Il Pontefice ribadisce il divieto dell’uso indiscriminato della forza e ricorda l’anniversario dell’Accordo Globale tra Santa Sede e Stato di Palestina.
Nella mattinata di ieri, Lunedì 21 luglio 2025, Papa Leone XIV ha ricevuto una telefonata da Mahmoud Abbas, Presidente dello Stato di Palestina.

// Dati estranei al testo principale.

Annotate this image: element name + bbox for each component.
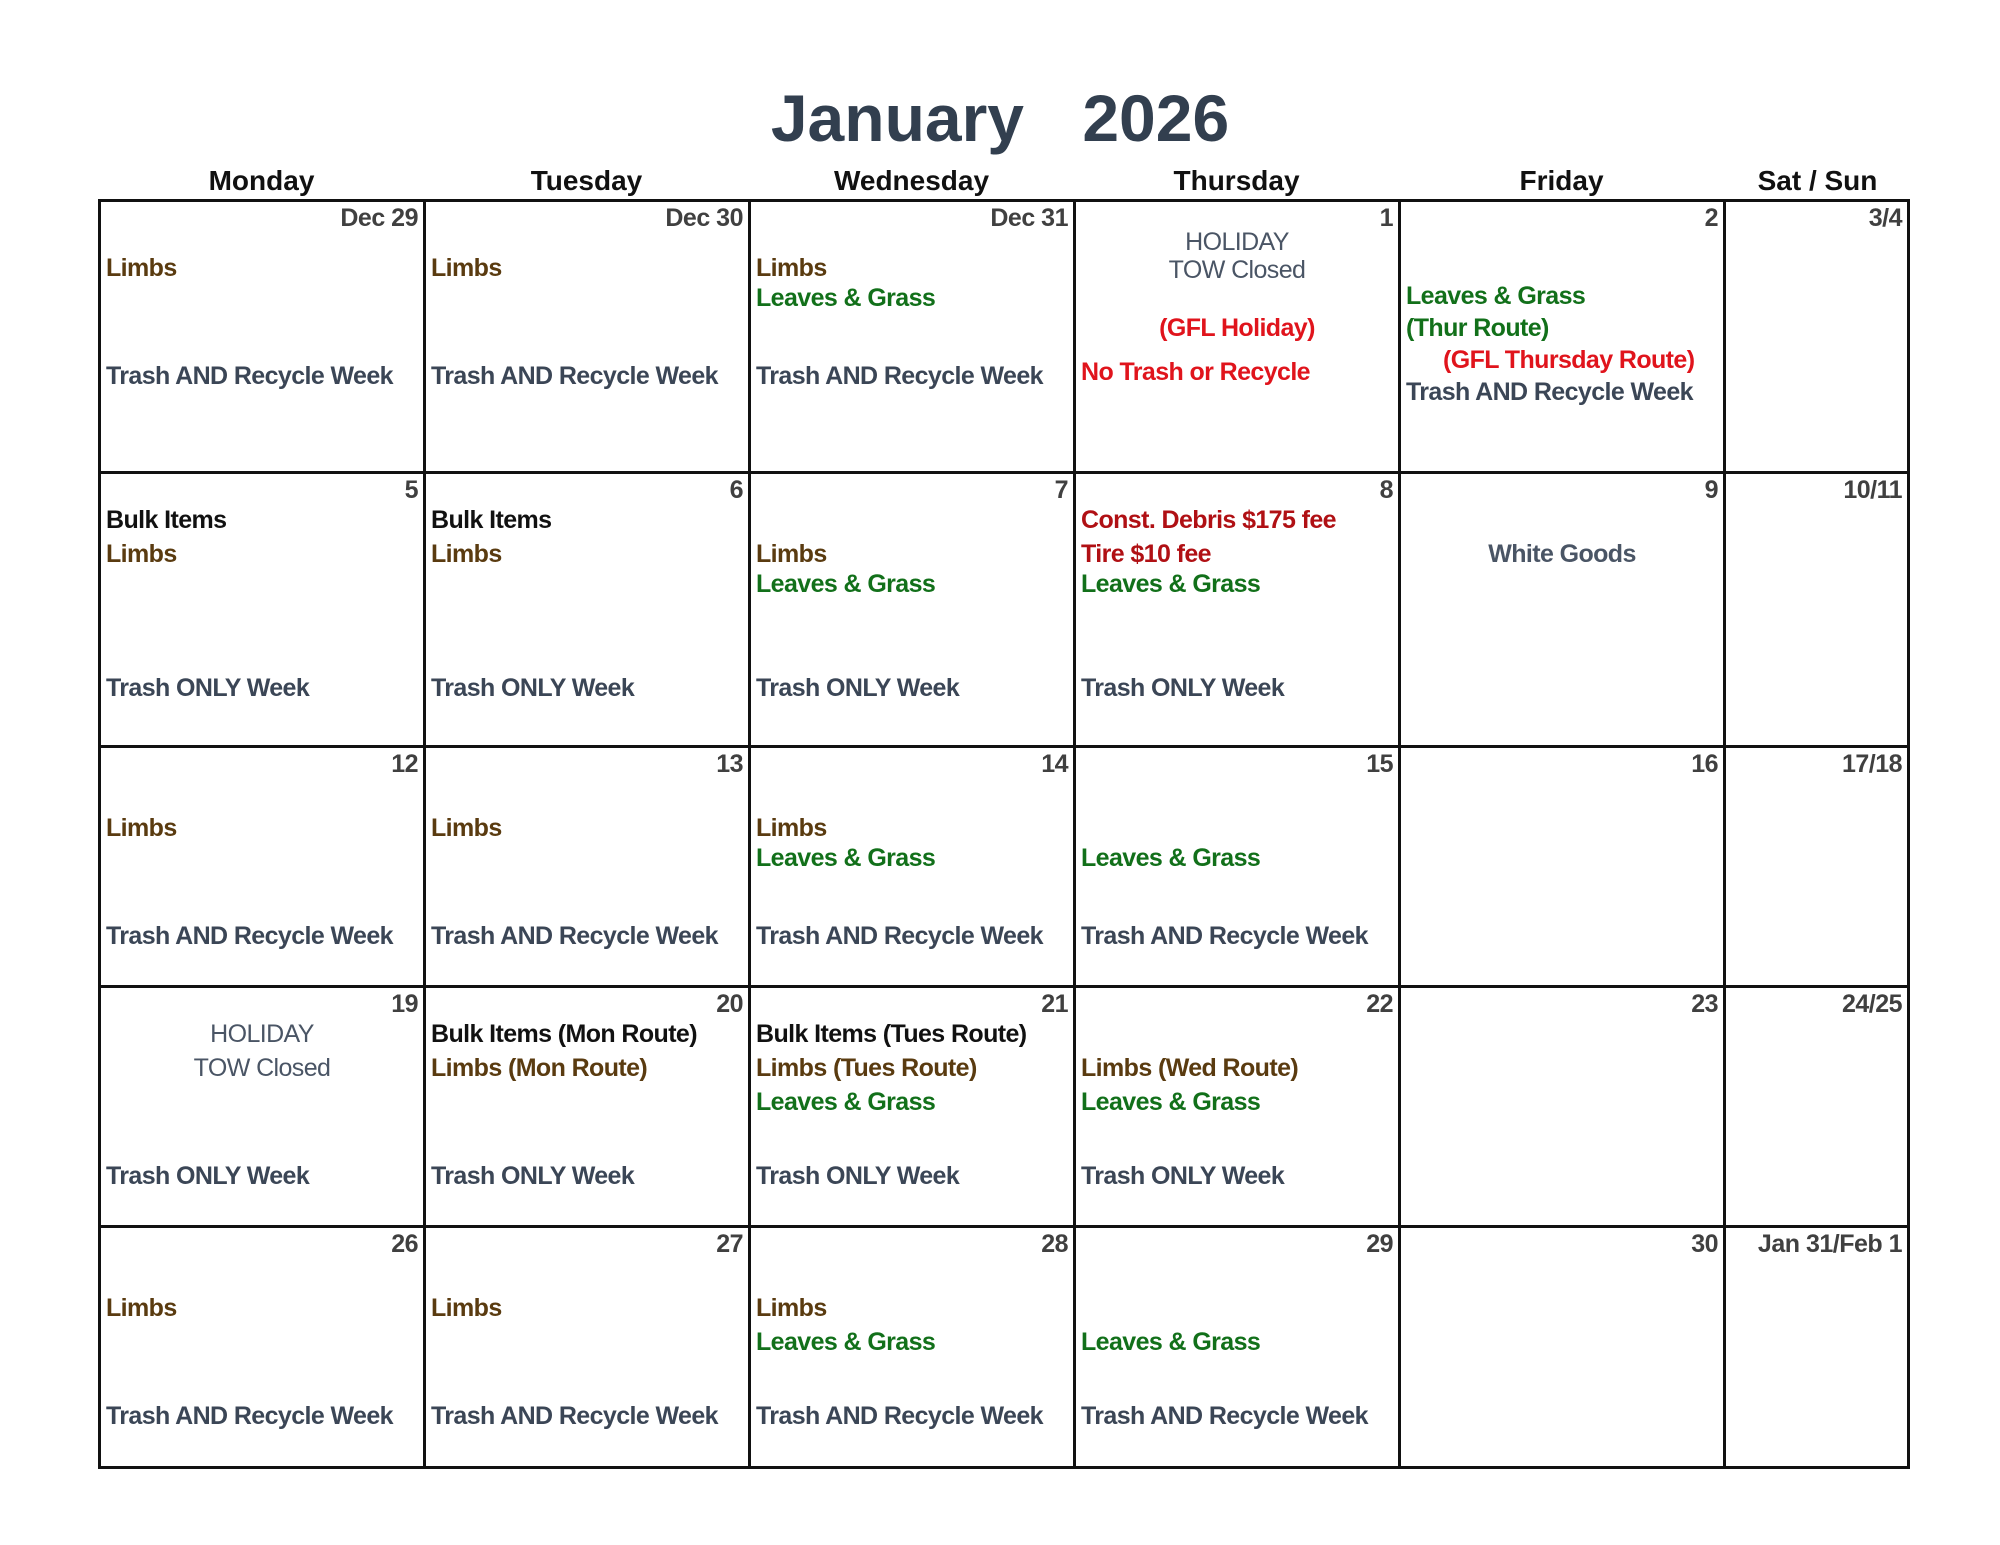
day-number: 7 bbox=[1054, 476, 1068, 504]
trash-week: Trash AND Recycle Week bbox=[1406, 378, 1693, 406]
day-cell bbox=[751, 988, 1076, 1228]
day-number: 27 bbox=[716, 1230, 743, 1258]
day-number: 20 bbox=[716, 990, 743, 1018]
day-number: 3/4 bbox=[1868, 204, 1902, 232]
no-trash-label: No Trash or Recycle bbox=[1081, 358, 1310, 386]
leaves-pickup: Leaves & Grass bbox=[1081, 1328, 1261, 1356]
limbs-pickup: Limbs (Wed Route) bbox=[1081, 1054, 1299, 1082]
day-number: 12 bbox=[391, 750, 418, 778]
limbs-pickup: Limbs bbox=[756, 1294, 827, 1322]
leaves-pickup: Leaves & Grass bbox=[756, 1328, 936, 1356]
weekday-header bbox=[99, 163, 1911, 199]
day-cell bbox=[426, 748, 751, 988]
weekend-cell bbox=[1726, 748, 1907, 988]
holiday-label: HOLIDAY bbox=[1185, 228, 1289, 256]
weekend-cell bbox=[1726, 202, 1907, 474]
trash-week: Trash ONLY Week bbox=[1081, 674, 1285, 702]
leaves-pickup: Leaves & Grass bbox=[1081, 1088, 1261, 1116]
limbs-pickup: Limbs (Tues Route) bbox=[756, 1054, 977, 1082]
trash-week: Trash AND Recycle Week bbox=[431, 362, 718, 390]
leaves-pickup: Leaves & Grass bbox=[756, 844, 936, 872]
day-cell bbox=[101, 988, 426, 1228]
limbs-pickup: Limbs bbox=[756, 254, 827, 282]
day-cell bbox=[101, 748, 426, 988]
day-cell bbox=[426, 1228, 751, 1466]
day-number: 8 bbox=[1379, 476, 1393, 504]
limbs-pickup: Limbs bbox=[106, 1294, 177, 1322]
trash-week: Trash ONLY Week bbox=[756, 1162, 960, 1190]
day-cell bbox=[1401, 748, 1726, 988]
trash-week: Trash ONLY Week bbox=[431, 1162, 635, 1190]
day-cell bbox=[1076, 748, 1401, 988]
trash-week: Trash ONLY Week bbox=[756, 674, 960, 702]
weekday-monday: Monday bbox=[208, 165, 315, 196]
trash-week: Trash ONLY Week bbox=[1081, 1162, 1285, 1190]
day-cell bbox=[426, 202, 751, 474]
leaves-pickup: Leaves & Grass bbox=[1081, 844, 1261, 872]
day-cell bbox=[101, 202, 426, 474]
day-cell bbox=[426, 474, 751, 748]
gfl-holiday-label: (GFL Holiday) bbox=[1159, 314, 1315, 342]
calendar-grid bbox=[98, 199, 1910, 1469]
trash-week: Trash AND Recycle Week bbox=[106, 362, 393, 390]
limbs-pickup: Limbs bbox=[756, 540, 827, 568]
limbs-pickup: Limbs bbox=[106, 254, 177, 282]
day-number: 23 bbox=[1691, 990, 1718, 1018]
day-number: Dec 29 bbox=[340, 204, 418, 232]
holiday-label: HOLIDAY bbox=[210, 1020, 314, 1048]
trash-week: Trash AND Recycle Week bbox=[431, 922, 718, 950]
leaves-pickup: Leaves & Grass bbox=[756, 1088, 936, 1116]
tow-closed-label: TOW Closed bbox=[1168, 256, 1306, 284]
day-cell bbox=[1076, 1228, 1401, 1466]
bulk-items-pickup: Bulk Items bbox=[431, 506, 552, 534]
day-cell bbox=[1076, 988, 1401, 1228]
day-number: 5 bbox=[404, 476, 418, 504]
day-cell bbox=[426, 988, 751, 1228]
weekday-thursday: Thursday bbox=[1173, 165, 1300, 196]
day-cell bbox=[751, 474, 1076, 748]
day-number: Dec 30 bbox=[665, 204, 743, 232]
day-number: 30 bbox=[1691, 1230, 1718, 1258]
limbs-pickup: Limbs bbox=[431, 1294, 502, 1322]
day-number: 22 bbox=[1366, 990, 1393, 1018]
day-cell bbox=[1076, 202, 1401, 474]
trash-week: Trash ONLY Week bbox=[106, 674, 310, 702]
trash-week: Trash AND Recycle Week bbox=[106, 922, 393, 950]
day-number: 6 bbox=[729, 476, 743, 504]
bulk-items-pickup: Bulk Items bbox=[106, 506, 227, 534]
weekend-cell bbox=[1726, 1228, 1907, 1466]
trash-week: Trash AND Recycle Week bbox=[756, 362, 1043, 390]
leaves-pickup: Leaves & Grass bbox=[756, 284, 936, 312]
tow-closed-label: TOW Closed bbox=[193, 1054, 331, 1082]
day-number: 10/11 bbox=[1843, 476, 1902, 504]
route-note: (Thur Route) bbox=[1406, 314, 1549, 342]
leaves-pickup: Leaves & Grass bbox=[1406, 282, 1586, 310]
trash-week: Trash ONLY Week bbox=[431, 674, 635, 702]
trash-week: Trash AND Recycle Week bbox=[431, 1402, 718, 1430]
day-cell bbox=[1401, 202, 1726, 474]
weekend-cell bbox=[1726, 474, 1907, 748]
limbs-pickup: Limbs bbox=[431, 254, 502, 282]
limbs-pickup: Limbs bbox=[106, 540, 177, 568]
day-number: 13 bbox=[716, 750, 743, 778]
day-number: Dec 31 bbox=[990, 204, 1068, 232]
limbs-pickup: Limbs bbox=[431, 540, 502, 568]
weekday-tuesday: Tuesday bbox=[530, 165, 643, 196]
construction-debris-fee: Const. Debris $175 fee bbox=[1081, 506, 1336, 534]
bulk-items-pickup: Bulk Items (Mon Route) bbox=[431, 1020, 697, 1048]
day-cell bbox=[101, 1228, 426, 1466]
day-number: 17/18 bbox=[1841, 750, 1902, 778]
white-goods-pickup: White Goods bbox=[1488, 540, 1636, 568]
tire-fee: Tire $10 fee bbox=[1081, 540, 1211, 568]
weekend-cell bbox=[1726, 988, 1907, 1228]
leaves-pickup: Leaves & Grass bbox=[1081, 570, 1261, 598]
weekday-friday: Friday bbox=[1519, 165, 1604, 196]
trash-week: Trash AND Recycle Week bbox=[1081, 1402, 1368, 1430]
day-cell bbox=[751, 748, 1076, 988]
day-cell bbox=[1401, 988, 1726, 1228]
trash-week: Trash AND Recycle Week bbox=[1081, 922, 1368, 950]
day-cell bbox=[1401, 1228, 1726, 1466]
day-number: 29 bbox=[1366, 1230, 1393, 1258]
weekday-weekend: Sat / Sun bbox=[1757, 165, 1878, 196]
trash-week: Trash AND Recycle Week bbox=[756, 1402, 1043, 1430]
day-number: 15 bbox=[1366, 750, 1393, 778]
trash-week: Trash AND Recycle Week bbox=[756, 922, 1043, 950]
day-number: Jan 31/Feb 1 bbox=[1757, 1230, 1902, 1258]
trash-week: Trash ONLY Week bbox=[106, 1162, 310, 1190]
day-cell bbox=[101, 474, 426, 748]
day-number: 2 bbox=[1704, 204, 1718, 232]
weekday-wednesday: Wednesday bbox=[833, 165, 990, 196]
day-number: 21 bbox=[1041, 990, 1068, 1018]
limbs-pickup: Limbs (Mon Route) bbox=[431, 1054, 648, 1082]
calendar-title: January 2026 bbox=[770, 81, 1230, 155]
day-number: 16 bbox=[1691, 750, 1718, 778]
day-cell bbox=[1401, 474, 1726, 748]
gfl-route-label: (GFL Thursday Route) bbox=[1443, 346, 1695, 374]
day-number: 14 bbox=[1041, 750, 1068, 778]
day-cell bbox=[751, 202, 1076, 474]
day-number: 26 bbox=[391, 1230, 418, 1258]
day-number: 24/25 bbox=[1841, 990, 1902, 1018]
limbs-pickup: Limbs bbox=[106, 814, 177, 842]
trash-week: Trash AND Recycle Week bbox=[106, 1402, 393, 1430]
day-number: 9 bbox=[1704, 476, 1718, 504]
limbs-pickup: Limbs bbox=[431, 814, 502, 842]
bulk-items-pickup: Bulk Items (Tues Route) bbox=[756, 1020, 1027, 1048]
day-number: 28 bbox=[1041, 1230, 1068, 1258]
day-cell bbox=[1076, 474, 1401, 748]
leaves-pickup: Leaves & Grass bbox=[756, 570, 936, 598]
day-number: 1 bbox=[1379, 204, 1393, 232]
day-number: 19 bbox=[391, 990, 418, 1018]
day-cell bbox=[751, 1228, 1076, 1466]
limbs-pickup: Limbs bbox=[756, 814, 827, 842]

Il colloquio si è concentrato sugli ultimi sviluppi del conflitto nella Striscia di Gaza e sulle violenze in corso in Cisgiordania, aggravate nelle ultime settimane da attacchi su obiettivi civili, inclusi luoghi di culto e parrocchie cristiane.
Secondo fonti locali e internazionali, tra gli edifici danneggiati figurerebbe anche la Parrocchia della Sacra Famiglia a Gaza, già colpita nei mesi precedenti da operazioni militari israeliane, causando indignazione e appelli internazionali alla protezione dei civili e del patrimonio religioso.
Papa Leone XIV : rispetto del diritto umanitario e stop al trasferimento forzato
Nel corso della telefonata, Papa Leone XIV ha rinnovato il suo forte appello al pieno rispetto del Diritto Internazionale Umanitario, sottolineando tre principi fondamentali:
-
Protezione dei civili e dei luoghi sacri
-
Divieto assoluto dell’uso indiscriminato della forza
-
Condanna del trasferimento forzato delle popolazioni
Il Santo Padre ha espresso vicinanza spirituale alle vittime e ha ribadito il dovere della comunità internazionale e delle parti in conflitto di evitare ogni escalation, soprattutto nei centri abitati.
Appello per l’ingresso degli aiuti umanitari
Data la drammatica situazione umanitaria nella Striscia di Gaza, dove mancano beni di prima necessità, cure mediche e servizi essenziali, Leone XIV ha sottolineato l’urgenza di soccorrere i più vulnerabili e di permettere l’ingresso adeguato di aiuti umanitari.
Il Papa ha più volte richiamato in questi mesi l’attenzione globale sulla sorte dei bambini, delle famiglie e delle comunità religiose, chiedendo corridoi umanitari e protezione internazionale per i civili.
Il ricordo dell’Accordo tra Santa Sede e Palestina
Durante il colloquio, il Pontefice ha anche ricordato il decimo anniversario dell’Accordo Globale firmato tra la Santa Sede e lo Stato di Palestina il 26 giugno 2015, entrato in vigore il 2 gennaio 2016.
L’accordo – che riconosce ufficialmente lo Stato di Palestina – regola diversi aspetti della presenza cattolica nei territori palestinesi e ribadisce l’impegno comune per la libertà religiosa, la cooperazione diplomatica e la pace in Terra Santa.